Regarding adding .pdf, .wav, .doc: When the request processor decides if to add the cache control headers, it's not necessary to keep a list of file extensions at all, the rp would decide based on wether it is serving an actual file from the file system or calling one of the handlers, e.g. the one for tcl/adp pairs.

I agree that it should be possible for individual sciripts to override the cache handling of the rp, for example if a custom last-modified handling was to be implemented in cr_write_content it should be able to call something like "ad_conn -set rp_output_cache_control_headers_p 0" to inform the request processor that it should not add the headers.

Collapse
Posted by Reuven Lerner on
Overall, I think that Bart's solution is a great one.  It certainly would do the trick for my needs, and I expect that it would do the same for issues raised by other people.

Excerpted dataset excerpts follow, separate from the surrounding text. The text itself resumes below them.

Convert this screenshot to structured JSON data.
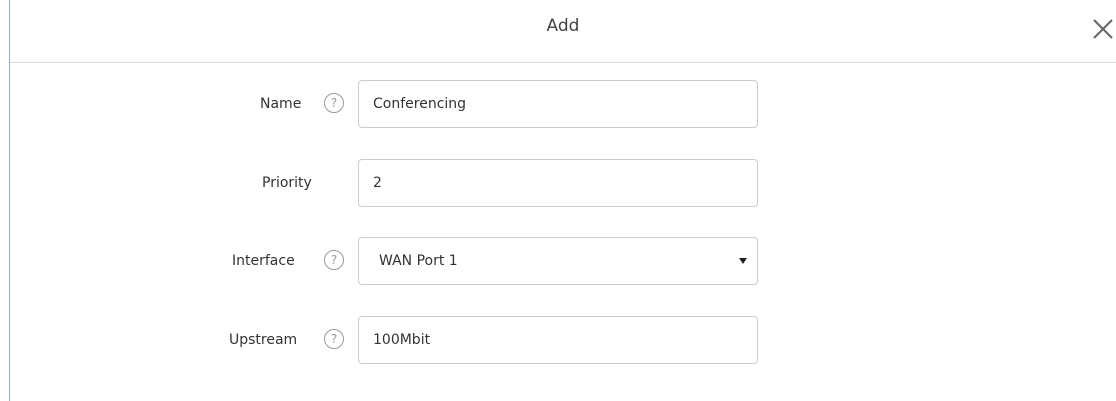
{
  "dialog": {
    "title": "Add",
    "close_icon": "close-icon"
  },
  "form": {
    "name": {
      "label": "Name",
      "value": "Conferencing",
      "help_icon": "help-icon"
    },
    "priority": {
      "label": "Priority",
      "value": "2"
    },
    "interface": {
      "label": "Interface",
      "selected": "WAN Port 1",
      "help_icon": "help-icon"
    },
    "upstream": {
      "label": "Upstream",
      "value": "100Mbit",
      "help_icon": "help-icon"
    }
  },
  "help_glyph": "?",
  "colors": {
    "border_accent": "#8fb3d6",
    "field_border": "#cccccc",
    "text": "#333333"
  }
}
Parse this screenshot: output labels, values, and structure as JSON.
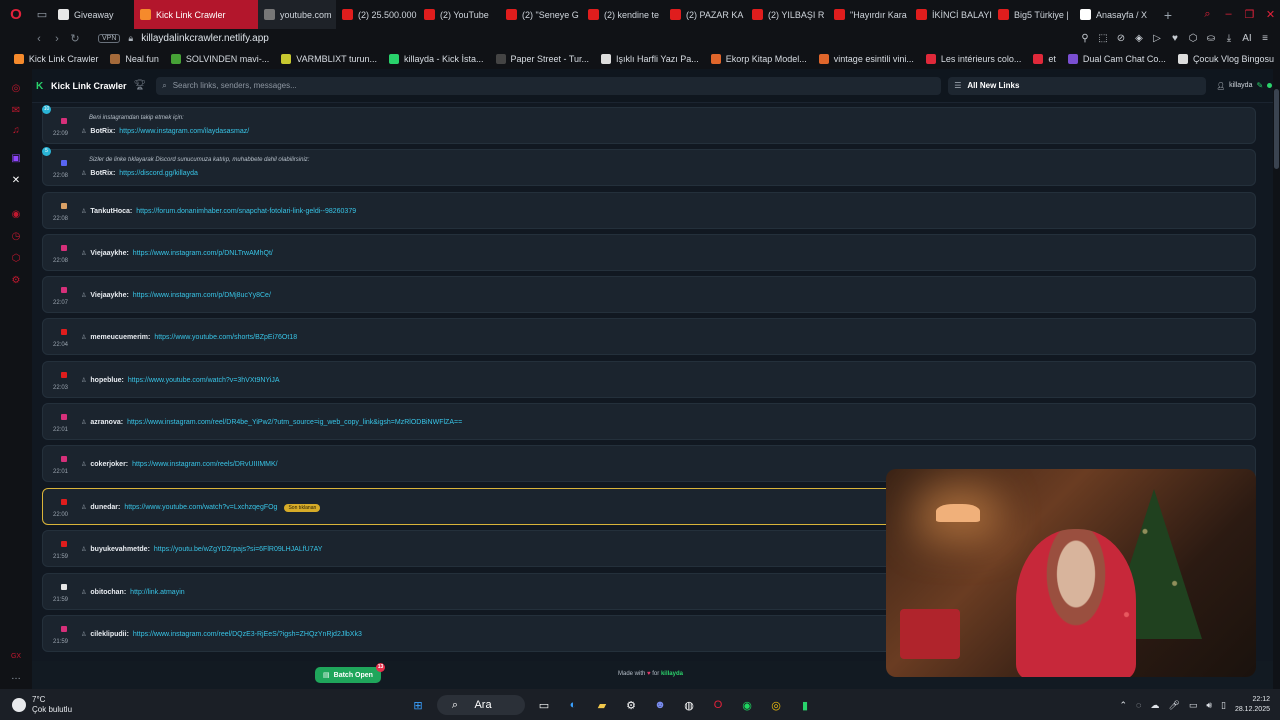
{
  "browser": {
    "tabs": [
      {
        "label": "Giveaway",
        "favicon": "#e8e8e8"
      },
      {
        "label": "Kick Link Crawler",
        "favicon": "#f58a2c",
        "active": true
      },
      {
        "label": "youtube.com",
        "favicon": "#777"
      },
      {
        "label": "(2) 25.500.000",
        "favicon": "#e01d1d"
      },
      {
        "label": "(2) YouTube",
        "favicon": "#e01d1d"
      },
      {
        "label": "(2) \"Seneye G",
        "favicon": "#e01d1d"
      },
      {
        "label": "(2) kendine te",
        "favicon": "#e01d1d"
      },
      {
        "label": "(2) PAZAR KA",
        "favicon": "#e01d1d"
      },
      {
        "label": "(2) YILBAŞI R",
        "favicon": "#e01d1d"
      },
      {
        "label": "\"Hayırdır Kara",
        "favicon": "#e01d1d"
      },
      {
        "label": "İKİNCİ BALAYI",
        "favicon": "#e01d1d"
      },
      {
        "label": "Big5 Türkiye |",
        "favicon": "#e01d1d"
      },
      {
        "label": "Anasayfa / X",
        "favicon": "#ffffff"
      }
    ],
    "vpn_label": "VPN",
    "url": "killaydalinkcrawler.netlify.app",
    "addr_ai": "AI",
    "bookmarks": [
      {
        "label": "Kick Link Crawler",
        "color": "#f58a2c"
      },
      {
        "label": "Neal.fun",
        "color": "#a56a3a"
      },
      {
        "label": "SOLVINDEN mavi-...",
        "color": "#46a136"
      },
      {
        "label": "VARMBLIXT turun...",
        "color": "#c7c830"
      },
      {
        "label": "killayda - Kick İsta...",
        "color": "#29d26b"
      },
      {
        "label": "Paper Street - Tur...",
        "color": "#444"
      },
      {
        "label": "Işıklı Harfli Yazı Pa...",
        "color": "#ddd"
      },
      {
        "label": "Ekorp Kitap Model...",
        "color": "#e0662b"
      },
      {
        "label": "vintage esintili vini...",
        "color": "#e0662b"
      },
      {
        "label": "Les intérieurs colo...",
        "color": "#e0293a"
      },
      {
        "label": "et",
        "color": "#e0293a"
      },
      {
        "label": "Dual Cam Chat Co...",
        "color": "#7a4fd1"
      },
      {
        "label": "Çocuk Vlog Bingosu",
        "color": "#ddd"
      }
    ]
  },
  "app": {
    "brand": "Kick Link Crawler",
    "search_placeholder": "Search links, senders, messages...",
    "filter_label": "All New Links",
    "user": "killayda"
  },
  "feed": [
    {
      "platform": "instagram",
      "time": "22:09",
      "sender": "BotRix:",
      "link": "https://www.instagram.com/ilaydasasmaz/",
      "message": "Beni instagramdan takip etmek için:",
      "badge": "10"
    },
    {
      "platform": "discord",
      "time": "22:08",
      "sender": "BotRix:",
      "link": "https://discord.gg/killayda",
      "message": "Sizler de linke tıklayarak Discord sunucumuza katılıp, muhabbete dahil olabilirsiniz:",
      "badge": "5"
    },
    {
      "platform": "other",
      "time": "22:08",
      "sender": "TankutHoca:",
      "link": "https://forum.donanimhaber.com/snapchat-fotolari-link-geldi--98260379"
    },
    {
      "platform": "instagram",
      "time": "22:08",
      "sender": "Viejaaykhe:",
      "link": "https://www.instagram.com/p/DNLTrwAMhQt/"
    },
    {
      "platform": "instagram",
      "time": "22:07",
      "sender": "Viejaaykhe:",
      "link": "https://www.instagram.com/p/DMj8ucYy8Ce/"
    },
    {
      "platform": "youtube",
      "time": "22:04",
      "sender": "memeucuemerim:",
      "link": "https://www.youtube.com/shorts/BZpEi76Ot18"
    },
    {
      "platform": "youtube",
      "time": "22:03",
      "sender": "hopeblue:",
      "link": "https://www.youtube.com/watch?v=3hVXt9NYiJA"
    },
    {
      "platform": "instagram",
      "time": "22:01",
      "sender": "azranova:",
      "link": "https://www.instagram.com/reel/DR4be_YiPw2/?utm_source=ig_web_copy_link&igsh=MzRlODBiNWFlZA=="
    },
    {
      "platform": "instagram",
      "time": "22:01",
      "sender": "cokerjoker:",
      "link": "https://www.instagram.com/reels/DRvUIIIMMK/"
    },
    {
      "platform": "youtube",
      "time": "22:00",
      "sender": "dunedar:",
      "link": "https://www.youtube.com/watch?v=LxchzqegFOg",
      "tag": "Son tıklanan",
      "highlight": true
    },
    {
      "platform": "youtube",
      "time": "21:59",
      "sender": "buyukevahmetde:",
      "link": "https://youtu.be/wZgYDZrpajs?si=6FlR09LHJALfU7AY"
    },
    {
      "platform": "other-white",
      "time": "21:59",
      "sender": "obitochan:",
      "link": "http://link.atmayin"
    },
    {
      "platform": "instagram",
      "time": "21:59",
      "sender": "cileklipudii:",
      "link": "https://www.instagram.com/reel/DQzE3-RjEeS/?igsh=ZHQzYnRjd2JlbXk3"
    }
  ],
  "footer": {
    "batch_label": "Batch Open",
    "batch_count": "13",
    "made_with_pre": "Made with",
    "made_with_mid": "for",
    "made_with_name": "killayda"
  },
  "taskbar": {
    "temp": "7°C",
    "weather": "Çok bulutlu",
    "search": "Ara",
    "time": "22:12",
    "date": "28.12.2025"
  },
  "colors": {
    "accent_green": "#29d26b",
    "link": "#38c4e6",
    "tab_active": "#b3162c",
    "highlight_border": "#d9b43a"
  }
}
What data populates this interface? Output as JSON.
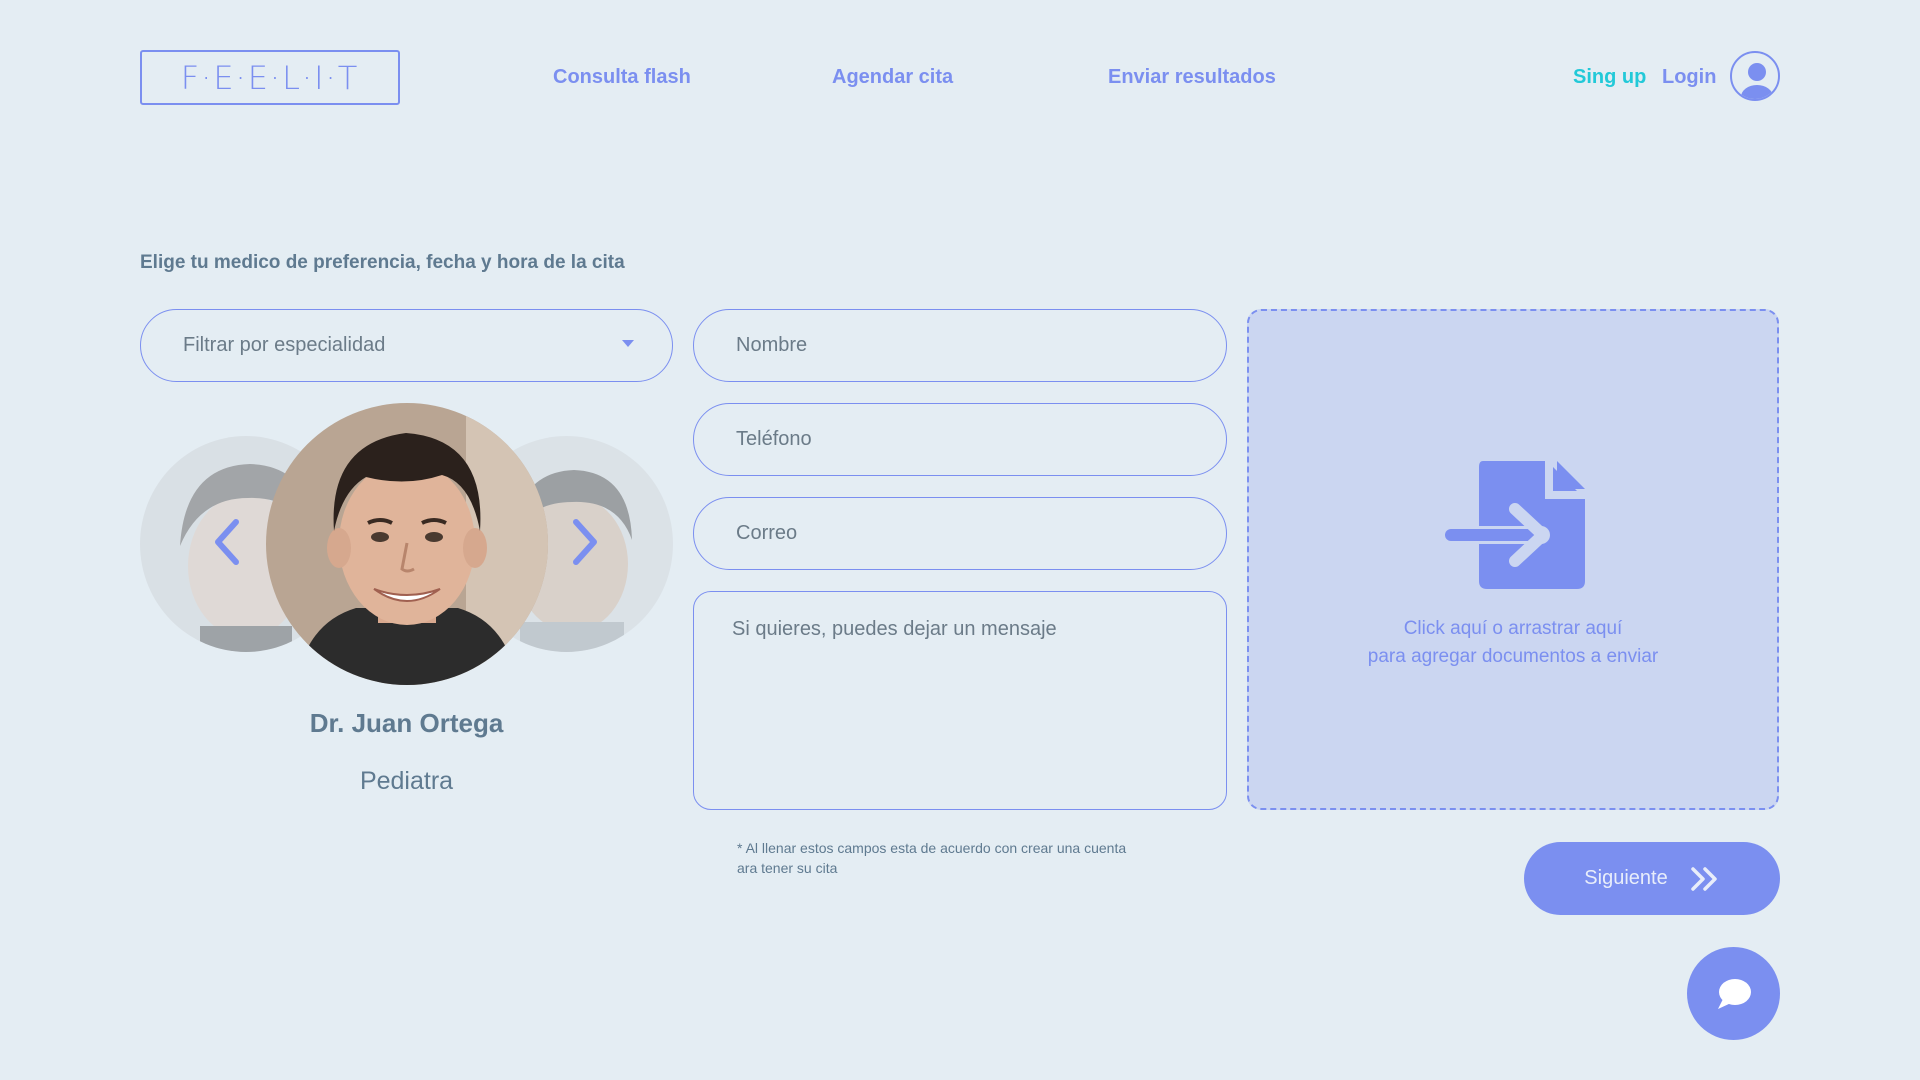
{
  "header": {
    "logo_text": "F·E·E·L·I·T",
    "nav": [
      "Consulta flash",
      "Agendar cita",
      "Enviar resultados"
    ],
    "signup": "Sing up",
    "login": "Login"
  },
  "instruction": "Elige tu medico de preferencia, fecha y hora de la cita",
  "filter": {
    "placeholder": "Filtrar por especialidad"
  },
  "form": {
    "name_placeholder": "Nombre",
    "phone_placeholder": "Teléfono",
    "email_placeholder": "Correo",
    "message_placeholder": "Si quieres, puedes dejar un mensaje",
    "note_line1": "* Al llenar estos campos esta de acuerdo con crear una cuenta",
    "note_line2": "ara tener su cita"
  },
  "doctor": {
    "name": "Dr. Juan Ortega",
    "specialty": "Pediatra"
  },
  "dropzone": {
    "line1": "Click aquí o arrastrar aquí",
    "line2": "para agregar documentos a enviar"
  },
  "next_button": "Siguiente",
  "colors": {
    "accent": "#7b8ff0",
    "signup": "#22c9d8",
    "background": "#e4edf3",
    "dropzone": "#cbd6f1",
    "text": "#5f7a90"
  },
  "icons": [
    "user-avatar-icon",
    "chevron-left-icon",
    "chevron-right-icon",
    "file-import-icon",
    "double-chevron-right-icon",
    "chat-bubble-icon"
  ]
}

Is there any chance of getting this into 4.6?  The number of hours that I've spent on this problem on one site leads me to believe that it'll be a major mistake not to include this patch (or one like it) ASAP.

Collapse
Posted by Robert Locke on
Hi Tillman,

I'm not sure, but it's definitely happening. Here's an example from fetching our beloved logo on the openacs.org site:

$ telnet openacs.org 80
HEAD /templates/slices/openacs.gif HTTP/1.0

HTTP/1.0 200 OK
...snip...
Last-Modified: Tue, 29 Oct 2002 16:41:11 GMT
...snip...

Notice the Last-Modified header.

Then, if I follow it up with an If-Modified-Since and:

$ telnet openacs.org 80
GET /templates/slices/openacs.gif HTTP/1.0
If-Modified-Since: Tue, 29 Oct 2002 16:41:11 GMT

HTTP/1.0 304 Not Modified

This correct behavior is not just limited to URLs which map directly to a file in the file system. cr_write_content, which calls ns_returnfile for static content stored in the file system, seems to also honor the Last-Modified/If-Modified-Since directives, which is a good thing.

And I'm not suggesting to add this *instead* of Cache-Control stuff, since it's already there. I'm suggesting that some people may want to remove all Cache-Control stuff for static content and instead rely on the Last-Modified/If-Modified-Since "protocol", which guarantees freshness along with some measure of efficiency.

Perhaps reasonable default behavior might be:

  • At the end of the request, check if there is Last-Modified header. (From what I can tell, this would imply the URL maps to an actual file or is static content being delivered by, say, cr_write_content as described above. It could also have been dynamically added by a script.)
  • If one exists, then optionally add a configurable caching directive (30 minutes, 1 hour, whatever), if there are no caching directives already present.
  • Otherwise, add the "no cache" stuff, if there are no caching directives already present.

Hope that makes sense...

Collapse
Posted by Tilmann Singer on
Robert, that's great!

From searching a bit in the aolserver code I would say those headers are generated in aolserver whenever ns_returnfile is called. Since the request processor calls that for static files we get this functionality for free, and it also means we don't need to check for the existance of those headers but just refrain from adding any cache control headers when ns_returnfile is being called.

I would therefor suggest to add some code to the request processor that adds the cache control headers in all other cases, overideable by an acs-kernel parameter and on a per-request basis by setting an ad_conn flag as mentioned above.

I don't think that there is much use for a 30min/1 hour/whatever cache directive - typical dynamic pages need to be regenerated on every request and should thus not be cached at all - at least those that display login information on each page, like openacs.org does.

It would be great if the Last-Modified/If-Modified-Since behaviour could be added  to cr_write_content later. Being able to avoid the no-cache headers on a per-request basis makes sure that this is possible.